The government has for example put in place orphans and vulnerable children (OVC) policy and developed a minimum package the care and support to needy children.

The Minister of Health, Dr. Richard Sezibera who officiated at the closing of the conference said government will continue supporting the vulnerable children through meeting their needs as well as fighting the spread of HIV in general.

The minister believes working together, having a concrete budget plan and monitory policy is imperative if resources are to reach the intended.

Government has also stepped up advocacy, financing and good coordination of stakeholders involved in the fight against HIV/Aids infections.

The country has already documented a great increase in the number of sites offering HIV testing and also in people accessing HIV testing.

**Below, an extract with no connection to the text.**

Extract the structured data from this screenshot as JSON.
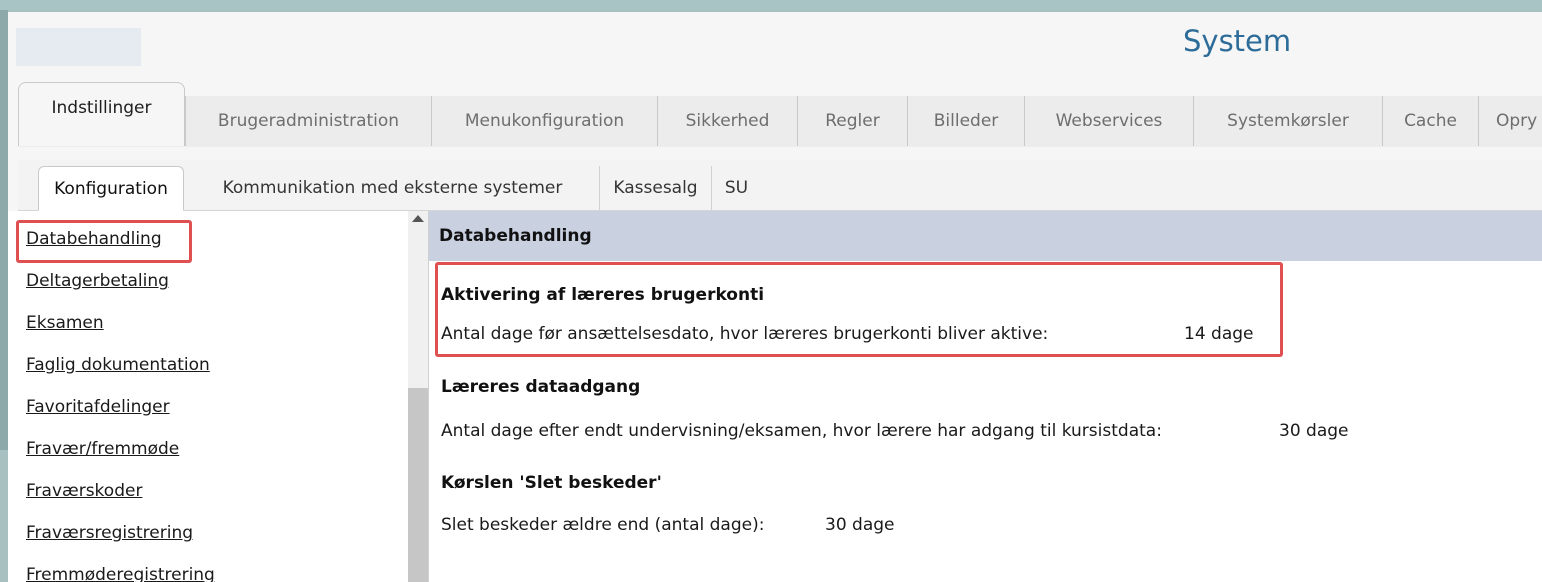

A United Nations General Assembly report of 2007, shows that 472,194 tests were conducted and 96.7 per cent of the persons tested received their results.

Since 90 percent of the infected children worldwide get the virus from their mothers at birth, Rwanda introduced prevention of mother to child transmission (PMTCT) services in 1999, such that infected children can receive special treatment while expectant infected mothers are treated to avoid infection. Today, 73 percent of the health facilities offer PMTCT.

The Health minister stressed that deliberations from the conference will inform the implementation of Economic Development and Poverty Reduction Strategy (EDPRS) and the development of the social policy, “Your efforts through the national conferences help the country towards achievement of Millennium Development Goals that are aimed at combating HIV/Aids and reaching universal access targets for prevention, protection, treatment care and support”.

Although Rwanda has advanced significantly in implementing the HIV and Aids interventions specifically in PMTCT and in care and treatment, more is needed  to stop new infections in the population and also in the area of protection of children affected by the epidemic ensuring that there is equity in distribution of services.